Yeah this is what you want here. All kinds of good 80s, between the music, the clothes, and the cars; Sam Jones is all kinds of good Sam Jones; and then Rhee and Chong as the fight choreographers took this thing to another level. It had its slow moments, but I think the 80s awesomeness allows it to transcend that; plus some of the scenes of Erwin and the girl in captivity were a little dark-- though there's the fascination aspect of Erwin, off-screen, having bamboo shoots shoved under his fingernails-- I mean, it's like the violent deconstruction of America's favorite grandpa. Beyond that, the action is stellar and tons of fun. Near the end, there's a scene where a baddie with a rocket launcher is on a rooftop, and Jones shoots him down and retrieves it. Then we're teased for five minutes, and I'm like "come on, shoot it already!", but when he does it's so fantastic, like Tiger Woods fist pump worthy. This is well worth checking out if you get the chance.
How do you not love Sam Jones? Flat tops, five o'clock shadow, profile glances over up-turned collars, it's all great. He was 34 when he did this, which is crazy, because I'm 34, and I still look like I'm 24, where he looked like a total dude. In fact, I don't know anyone my age that's as much of a dude as he is in this. I think Maximum Force might be the better movie, but this Jones is as good as it gets, and a definite watch for any fans of his.
Ty mentioned, and I concur, that Linda Blair's representation on the cover is very misleading. She is not teaming up with Jones and taking out baddies. She's his wife, and wants him to leave his life as a police officer. At no point does she don a leather outfit, and only once does she use a gun. Take that for what you want: a disappointment, a silly thing that happens in these 80s DTV actioners, or a bait-and-switch. I liked her in this though, and she and Jones had great chemistry, which made them fun to watch.

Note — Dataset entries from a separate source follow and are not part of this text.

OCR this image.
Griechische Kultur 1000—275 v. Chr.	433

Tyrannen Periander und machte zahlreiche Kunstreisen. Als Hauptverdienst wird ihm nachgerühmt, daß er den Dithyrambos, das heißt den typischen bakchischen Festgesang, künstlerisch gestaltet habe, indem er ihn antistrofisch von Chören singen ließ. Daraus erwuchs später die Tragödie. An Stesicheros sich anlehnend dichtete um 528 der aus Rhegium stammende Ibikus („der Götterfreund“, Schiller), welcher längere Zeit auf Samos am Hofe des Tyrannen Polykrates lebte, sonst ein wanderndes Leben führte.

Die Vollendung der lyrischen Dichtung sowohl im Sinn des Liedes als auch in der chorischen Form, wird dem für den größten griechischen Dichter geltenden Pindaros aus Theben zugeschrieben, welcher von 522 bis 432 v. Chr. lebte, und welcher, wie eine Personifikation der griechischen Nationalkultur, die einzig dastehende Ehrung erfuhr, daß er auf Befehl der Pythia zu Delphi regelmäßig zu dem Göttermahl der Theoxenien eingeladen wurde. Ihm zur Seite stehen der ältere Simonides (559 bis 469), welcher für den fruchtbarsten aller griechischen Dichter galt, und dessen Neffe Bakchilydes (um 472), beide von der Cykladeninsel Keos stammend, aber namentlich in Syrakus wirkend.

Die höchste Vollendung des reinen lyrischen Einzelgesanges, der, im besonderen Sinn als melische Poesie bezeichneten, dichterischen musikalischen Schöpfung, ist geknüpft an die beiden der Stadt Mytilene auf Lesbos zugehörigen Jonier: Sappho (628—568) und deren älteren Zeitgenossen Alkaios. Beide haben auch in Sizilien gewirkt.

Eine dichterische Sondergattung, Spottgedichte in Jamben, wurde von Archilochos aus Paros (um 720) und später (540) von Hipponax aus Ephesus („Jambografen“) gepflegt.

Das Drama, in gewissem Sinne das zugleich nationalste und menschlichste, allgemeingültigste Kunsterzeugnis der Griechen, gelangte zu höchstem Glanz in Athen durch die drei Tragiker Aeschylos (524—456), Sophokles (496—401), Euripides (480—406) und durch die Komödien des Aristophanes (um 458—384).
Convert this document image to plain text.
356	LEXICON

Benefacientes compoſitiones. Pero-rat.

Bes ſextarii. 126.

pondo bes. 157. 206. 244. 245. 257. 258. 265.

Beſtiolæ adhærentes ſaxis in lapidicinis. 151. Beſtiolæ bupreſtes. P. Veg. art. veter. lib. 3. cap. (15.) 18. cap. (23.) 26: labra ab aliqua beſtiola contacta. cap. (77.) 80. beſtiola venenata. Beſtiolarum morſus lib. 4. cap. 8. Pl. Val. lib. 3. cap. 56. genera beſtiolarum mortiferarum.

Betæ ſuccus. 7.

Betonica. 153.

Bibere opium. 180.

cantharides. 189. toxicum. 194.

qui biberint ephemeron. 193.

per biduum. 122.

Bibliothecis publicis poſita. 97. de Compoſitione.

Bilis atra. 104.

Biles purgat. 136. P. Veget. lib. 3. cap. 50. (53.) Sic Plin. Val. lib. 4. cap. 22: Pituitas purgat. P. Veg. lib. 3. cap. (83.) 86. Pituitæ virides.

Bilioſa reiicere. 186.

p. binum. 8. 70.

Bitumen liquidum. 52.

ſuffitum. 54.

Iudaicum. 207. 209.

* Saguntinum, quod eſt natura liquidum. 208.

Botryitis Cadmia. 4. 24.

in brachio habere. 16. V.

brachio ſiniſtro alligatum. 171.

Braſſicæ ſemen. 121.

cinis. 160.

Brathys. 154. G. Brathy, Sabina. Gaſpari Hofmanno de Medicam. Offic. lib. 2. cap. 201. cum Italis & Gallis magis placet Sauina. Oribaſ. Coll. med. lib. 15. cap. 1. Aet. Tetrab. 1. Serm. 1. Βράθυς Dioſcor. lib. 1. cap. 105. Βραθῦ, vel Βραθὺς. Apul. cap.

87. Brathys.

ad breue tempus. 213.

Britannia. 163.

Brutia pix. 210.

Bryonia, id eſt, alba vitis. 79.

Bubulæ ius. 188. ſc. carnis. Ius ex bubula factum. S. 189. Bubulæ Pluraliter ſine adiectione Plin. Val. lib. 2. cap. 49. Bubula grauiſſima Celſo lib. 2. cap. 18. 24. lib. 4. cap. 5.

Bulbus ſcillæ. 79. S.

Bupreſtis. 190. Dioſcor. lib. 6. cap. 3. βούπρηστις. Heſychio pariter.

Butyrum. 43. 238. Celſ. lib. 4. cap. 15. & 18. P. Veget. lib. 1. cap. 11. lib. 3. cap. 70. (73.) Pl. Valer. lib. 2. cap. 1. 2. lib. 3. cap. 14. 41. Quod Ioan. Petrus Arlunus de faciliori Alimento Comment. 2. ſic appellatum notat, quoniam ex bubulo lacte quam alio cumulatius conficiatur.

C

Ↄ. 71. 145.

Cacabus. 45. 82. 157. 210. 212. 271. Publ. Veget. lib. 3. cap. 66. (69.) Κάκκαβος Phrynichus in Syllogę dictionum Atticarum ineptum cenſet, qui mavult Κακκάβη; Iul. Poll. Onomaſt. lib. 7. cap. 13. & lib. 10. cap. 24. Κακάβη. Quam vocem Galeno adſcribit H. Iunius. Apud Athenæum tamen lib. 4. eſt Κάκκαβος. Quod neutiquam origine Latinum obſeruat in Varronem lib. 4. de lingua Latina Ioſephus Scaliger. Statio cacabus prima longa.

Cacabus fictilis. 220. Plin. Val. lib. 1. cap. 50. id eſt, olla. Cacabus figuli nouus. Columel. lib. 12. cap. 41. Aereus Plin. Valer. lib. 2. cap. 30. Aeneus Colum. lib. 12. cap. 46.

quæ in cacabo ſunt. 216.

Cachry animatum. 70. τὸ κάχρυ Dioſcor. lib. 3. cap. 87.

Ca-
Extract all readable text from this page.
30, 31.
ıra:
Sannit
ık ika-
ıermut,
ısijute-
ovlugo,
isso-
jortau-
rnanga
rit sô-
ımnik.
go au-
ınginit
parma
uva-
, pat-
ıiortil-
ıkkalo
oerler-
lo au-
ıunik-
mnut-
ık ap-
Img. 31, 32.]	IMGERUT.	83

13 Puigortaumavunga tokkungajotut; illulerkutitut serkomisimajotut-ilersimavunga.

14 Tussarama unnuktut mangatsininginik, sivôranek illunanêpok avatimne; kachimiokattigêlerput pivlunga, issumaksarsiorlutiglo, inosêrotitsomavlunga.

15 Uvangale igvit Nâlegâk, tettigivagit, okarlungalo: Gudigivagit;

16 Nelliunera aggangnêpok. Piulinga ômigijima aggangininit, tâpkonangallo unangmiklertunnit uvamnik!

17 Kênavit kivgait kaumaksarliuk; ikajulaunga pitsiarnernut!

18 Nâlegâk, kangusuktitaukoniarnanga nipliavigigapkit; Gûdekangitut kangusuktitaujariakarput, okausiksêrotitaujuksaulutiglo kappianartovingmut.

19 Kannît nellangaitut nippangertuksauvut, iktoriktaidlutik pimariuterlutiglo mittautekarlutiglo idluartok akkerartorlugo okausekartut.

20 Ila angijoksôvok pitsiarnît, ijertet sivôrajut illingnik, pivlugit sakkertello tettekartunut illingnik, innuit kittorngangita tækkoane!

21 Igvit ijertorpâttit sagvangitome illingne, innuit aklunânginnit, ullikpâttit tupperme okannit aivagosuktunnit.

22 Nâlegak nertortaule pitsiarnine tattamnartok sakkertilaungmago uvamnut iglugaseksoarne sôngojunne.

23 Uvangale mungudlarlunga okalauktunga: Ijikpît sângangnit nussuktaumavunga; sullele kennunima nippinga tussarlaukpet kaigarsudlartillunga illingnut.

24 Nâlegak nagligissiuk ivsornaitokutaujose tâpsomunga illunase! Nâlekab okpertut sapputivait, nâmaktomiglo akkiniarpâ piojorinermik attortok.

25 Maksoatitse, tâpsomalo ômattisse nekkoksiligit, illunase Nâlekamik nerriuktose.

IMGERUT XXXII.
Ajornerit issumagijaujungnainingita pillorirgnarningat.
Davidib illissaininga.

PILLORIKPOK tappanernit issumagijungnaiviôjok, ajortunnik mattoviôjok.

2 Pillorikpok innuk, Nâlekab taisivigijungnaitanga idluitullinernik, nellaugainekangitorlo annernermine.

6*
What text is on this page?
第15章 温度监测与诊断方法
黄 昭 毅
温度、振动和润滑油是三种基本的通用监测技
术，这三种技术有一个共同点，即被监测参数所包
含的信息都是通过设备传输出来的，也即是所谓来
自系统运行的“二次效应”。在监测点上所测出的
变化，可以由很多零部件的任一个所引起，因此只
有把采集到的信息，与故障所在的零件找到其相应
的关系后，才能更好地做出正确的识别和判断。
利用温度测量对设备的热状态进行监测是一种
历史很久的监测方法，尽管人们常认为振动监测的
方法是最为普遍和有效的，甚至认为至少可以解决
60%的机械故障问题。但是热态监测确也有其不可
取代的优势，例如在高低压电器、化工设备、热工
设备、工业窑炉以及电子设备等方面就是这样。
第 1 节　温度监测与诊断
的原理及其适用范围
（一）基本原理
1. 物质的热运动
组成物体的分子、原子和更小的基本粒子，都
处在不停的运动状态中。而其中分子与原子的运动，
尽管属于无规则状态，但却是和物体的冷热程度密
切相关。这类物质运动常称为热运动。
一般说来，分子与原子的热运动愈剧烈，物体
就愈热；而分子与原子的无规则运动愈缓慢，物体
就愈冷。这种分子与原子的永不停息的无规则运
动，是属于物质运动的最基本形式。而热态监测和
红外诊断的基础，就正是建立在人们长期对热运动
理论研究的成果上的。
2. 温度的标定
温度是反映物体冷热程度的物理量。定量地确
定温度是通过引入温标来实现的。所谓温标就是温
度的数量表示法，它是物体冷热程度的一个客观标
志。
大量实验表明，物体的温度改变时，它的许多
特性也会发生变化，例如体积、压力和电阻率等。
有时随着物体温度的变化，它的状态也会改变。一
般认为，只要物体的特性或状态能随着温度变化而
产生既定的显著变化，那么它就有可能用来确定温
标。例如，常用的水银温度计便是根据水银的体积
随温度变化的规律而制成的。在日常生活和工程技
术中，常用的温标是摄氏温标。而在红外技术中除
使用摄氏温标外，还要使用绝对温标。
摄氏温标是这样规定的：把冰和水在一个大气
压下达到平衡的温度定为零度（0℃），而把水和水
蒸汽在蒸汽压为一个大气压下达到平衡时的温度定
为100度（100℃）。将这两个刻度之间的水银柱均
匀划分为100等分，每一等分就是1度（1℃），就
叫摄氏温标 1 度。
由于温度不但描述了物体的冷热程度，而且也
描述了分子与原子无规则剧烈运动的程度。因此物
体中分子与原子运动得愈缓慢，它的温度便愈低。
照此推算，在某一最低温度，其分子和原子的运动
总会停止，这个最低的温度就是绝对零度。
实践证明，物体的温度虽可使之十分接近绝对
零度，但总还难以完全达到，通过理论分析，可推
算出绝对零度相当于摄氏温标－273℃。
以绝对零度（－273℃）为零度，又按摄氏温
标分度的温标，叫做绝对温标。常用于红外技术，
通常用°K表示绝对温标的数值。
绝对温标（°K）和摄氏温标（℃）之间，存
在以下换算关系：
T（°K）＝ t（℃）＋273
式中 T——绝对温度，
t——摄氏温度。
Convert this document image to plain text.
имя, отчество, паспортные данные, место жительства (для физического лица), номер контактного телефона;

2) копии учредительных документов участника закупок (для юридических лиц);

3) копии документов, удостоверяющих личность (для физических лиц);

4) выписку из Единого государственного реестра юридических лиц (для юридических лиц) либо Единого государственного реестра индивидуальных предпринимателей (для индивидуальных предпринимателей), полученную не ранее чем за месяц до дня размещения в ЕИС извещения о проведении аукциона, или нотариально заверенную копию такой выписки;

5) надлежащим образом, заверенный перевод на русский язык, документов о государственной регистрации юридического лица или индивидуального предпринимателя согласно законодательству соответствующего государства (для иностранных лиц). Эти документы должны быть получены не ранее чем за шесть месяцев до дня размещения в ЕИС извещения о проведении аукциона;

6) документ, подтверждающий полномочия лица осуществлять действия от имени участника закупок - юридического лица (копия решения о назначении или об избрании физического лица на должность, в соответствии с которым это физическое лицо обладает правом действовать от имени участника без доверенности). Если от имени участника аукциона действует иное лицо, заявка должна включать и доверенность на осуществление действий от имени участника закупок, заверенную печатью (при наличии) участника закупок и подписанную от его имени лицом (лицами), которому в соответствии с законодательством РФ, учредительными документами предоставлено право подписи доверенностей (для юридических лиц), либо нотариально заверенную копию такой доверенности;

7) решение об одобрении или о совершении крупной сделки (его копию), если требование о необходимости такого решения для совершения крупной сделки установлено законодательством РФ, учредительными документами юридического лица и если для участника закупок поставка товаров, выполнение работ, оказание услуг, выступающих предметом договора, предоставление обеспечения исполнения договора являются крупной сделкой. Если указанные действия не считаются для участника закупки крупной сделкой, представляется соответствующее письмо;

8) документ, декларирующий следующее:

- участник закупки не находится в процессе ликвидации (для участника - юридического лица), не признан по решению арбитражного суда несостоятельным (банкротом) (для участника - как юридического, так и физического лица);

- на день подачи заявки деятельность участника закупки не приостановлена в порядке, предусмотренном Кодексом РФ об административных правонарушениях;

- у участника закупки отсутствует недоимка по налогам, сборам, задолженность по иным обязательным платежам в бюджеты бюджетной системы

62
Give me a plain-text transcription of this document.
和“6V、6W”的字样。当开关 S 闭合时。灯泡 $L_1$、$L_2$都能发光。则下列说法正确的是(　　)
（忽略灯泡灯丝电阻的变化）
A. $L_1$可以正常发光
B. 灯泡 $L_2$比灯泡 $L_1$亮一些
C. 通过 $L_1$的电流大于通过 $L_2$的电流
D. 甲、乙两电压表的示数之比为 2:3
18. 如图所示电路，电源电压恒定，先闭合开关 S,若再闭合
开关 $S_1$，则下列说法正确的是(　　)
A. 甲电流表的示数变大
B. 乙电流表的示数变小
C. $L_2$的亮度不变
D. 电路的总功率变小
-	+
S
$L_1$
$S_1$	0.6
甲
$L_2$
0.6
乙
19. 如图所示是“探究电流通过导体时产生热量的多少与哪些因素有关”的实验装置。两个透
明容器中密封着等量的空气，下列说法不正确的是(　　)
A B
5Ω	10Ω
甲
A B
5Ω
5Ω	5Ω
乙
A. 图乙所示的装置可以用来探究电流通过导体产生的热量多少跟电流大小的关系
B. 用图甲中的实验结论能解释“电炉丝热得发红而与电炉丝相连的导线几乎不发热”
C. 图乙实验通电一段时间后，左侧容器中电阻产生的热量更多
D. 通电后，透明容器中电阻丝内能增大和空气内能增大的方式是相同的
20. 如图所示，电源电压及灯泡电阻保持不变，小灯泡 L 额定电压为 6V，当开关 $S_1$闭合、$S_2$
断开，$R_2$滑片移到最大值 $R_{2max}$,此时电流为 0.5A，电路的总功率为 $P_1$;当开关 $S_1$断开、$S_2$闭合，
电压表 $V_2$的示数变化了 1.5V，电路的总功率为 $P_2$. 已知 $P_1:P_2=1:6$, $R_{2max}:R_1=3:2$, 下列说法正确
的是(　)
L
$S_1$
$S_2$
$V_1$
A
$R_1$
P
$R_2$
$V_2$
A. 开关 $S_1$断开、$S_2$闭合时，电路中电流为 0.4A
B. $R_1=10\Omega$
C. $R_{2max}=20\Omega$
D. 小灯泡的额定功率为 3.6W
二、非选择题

Bill Erwin as the scientist was a trip. First, he was in the film for more than I'm used to seeing him in a film; and second, he was tortured. I don't know how many serious roles I've seen him in, but this was very serious here. Again, he's America's favorite grandpa! Looking at his imdb bio, before he died in 2010, he had over 200 film credits, and many of which came when he was much younger, so I wonder what he was as an actor before he was America's favorite grandpa. Another late great talent in this is Mako, who played a former Yakuza member working as a businessman in LA. He has a great samurai sword fight near the end that was great to see. Gotta love Mako, and both he and Erwin have been, and will continue to be, missed.
Finally, Phillip Rhee and Jun Chong did the fight choreography in this, and it added another level to what would still have been a great 80s DTV actioner without their work. They also did a great job of saving their best stuff for the end, almost like a fireworks display, and the finale was great. We don't see a lot of Rhee throughout much of the film, but man, what we get near the end is plenty good; and I haven't seen much Chong before, and according to imdb he didn't do much, but like Rhee, he was great here too. This is definitely a Sam Jones picture, but these guys played key roles, both on screen and behind the scenes.
This is out of print in the States, so used DVD or VHS is the way to go. I think it's a must for collectors, but also one to keep your eye out for in bargain bins and whatnot. For fans of late 80s/early 90s action, this is the kind of thing you want. Great too for people like me that are still getting into Sam Jones led films.